Que s'ouvre enfin pour l'Église qui est en Afrique une ère de la femme, c'est-à-dire
une ère du cœur, de la compassion. La femme peut contribuer à sauver notre société
de certains maux profondément enracinés qui la menacent: la violence, la volonté
de puissance, le mépris de la vie, les guerres... Elle est l'espérance d'un
monde plus humain. Car elle a la capacité de lier au quotidien l'immense combat
de la mort et de la vie avec les petites et les grandes batailles de sa vie
de femme.
Le quotidien, c'est le combat pour vivre, voire survivre au
jour le jour, le combat pour faire la cuisine, pour piler le manioc, le mil,
pour laver les enfants et le linge, pour échanger des gestes d'amour, pour trouver
un sens immédiat à la vie. Le quotidien, c'est le monde domestique, le monde
des relations brèves et plus directes, parfois capables de changer les relations
plus larges et profondes. Le quotidien c'est la routine, les habitudes de chaque
jour. Le quotidien c'est enfin toutes ces crises politiques sur fond de violence,
de l'insécurité généralisée des hommes et des biens, de mal-développement économique
avec ses grappes de chômeurs, d'affamés, de sans-abri, etc.

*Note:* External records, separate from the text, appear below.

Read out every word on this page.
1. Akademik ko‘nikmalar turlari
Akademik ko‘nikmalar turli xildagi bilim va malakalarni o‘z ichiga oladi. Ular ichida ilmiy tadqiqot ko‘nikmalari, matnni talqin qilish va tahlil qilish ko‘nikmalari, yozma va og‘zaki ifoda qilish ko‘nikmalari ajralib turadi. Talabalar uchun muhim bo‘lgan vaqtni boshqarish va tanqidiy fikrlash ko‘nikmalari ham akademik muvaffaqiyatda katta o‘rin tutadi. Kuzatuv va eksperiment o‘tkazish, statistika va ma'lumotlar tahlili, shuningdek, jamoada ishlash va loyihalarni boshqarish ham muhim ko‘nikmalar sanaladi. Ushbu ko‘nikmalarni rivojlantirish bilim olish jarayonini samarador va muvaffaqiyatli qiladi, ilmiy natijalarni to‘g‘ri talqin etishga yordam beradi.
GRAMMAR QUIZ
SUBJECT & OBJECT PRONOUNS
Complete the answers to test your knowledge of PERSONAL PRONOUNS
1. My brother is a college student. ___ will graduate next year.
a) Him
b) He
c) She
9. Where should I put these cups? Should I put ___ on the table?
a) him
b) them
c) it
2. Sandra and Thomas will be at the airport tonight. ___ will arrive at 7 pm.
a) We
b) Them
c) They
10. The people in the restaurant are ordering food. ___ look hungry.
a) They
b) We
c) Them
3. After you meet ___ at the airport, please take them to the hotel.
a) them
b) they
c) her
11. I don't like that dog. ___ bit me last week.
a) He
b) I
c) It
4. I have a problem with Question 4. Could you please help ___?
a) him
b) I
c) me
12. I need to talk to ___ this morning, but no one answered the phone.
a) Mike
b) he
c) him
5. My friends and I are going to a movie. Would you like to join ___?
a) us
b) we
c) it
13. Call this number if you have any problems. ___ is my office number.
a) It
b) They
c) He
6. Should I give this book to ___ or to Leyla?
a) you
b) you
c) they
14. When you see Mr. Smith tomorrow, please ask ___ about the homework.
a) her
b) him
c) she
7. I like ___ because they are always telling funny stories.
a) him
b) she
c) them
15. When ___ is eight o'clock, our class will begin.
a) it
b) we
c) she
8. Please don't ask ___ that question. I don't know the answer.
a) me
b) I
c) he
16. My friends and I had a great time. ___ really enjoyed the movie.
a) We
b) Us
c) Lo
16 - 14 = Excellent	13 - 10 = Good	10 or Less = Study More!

Lorsque nos paix foirent, que nos trêves faiblissent, quand
nous ne savons plus comment nous y prendre, vainqueurs ou vaincus, impuissants
souvent, la femme sait que la vie est toujours présente. Elle est une force
pour la paix et la réconciliation et doit être mieux intégrée dans les processus
de paix. Elle a un rôle décisif dans la promotion de la tolérance et de la non-violence,
car elle est la première école de vie.
Sr Anne Béatrice Faye
Sœur de Notre Dame de
l’Immaculée Conception de Castres
(Extraits d’un article paru dans la revue Spiritus
No 196, Septembre
2009)
N.B. :
La Sœur Anne Béatrice Faye est sénégalaise et religieuse
de Notre Dame de l'Immaculée Conception de Castres. Docteur en Philosophie (2005),
elle fut professeur dans son pays et responsable provinciale de sa congrégation
de 2003 à 2008. Elle est actuellement conseillère générale à Rome.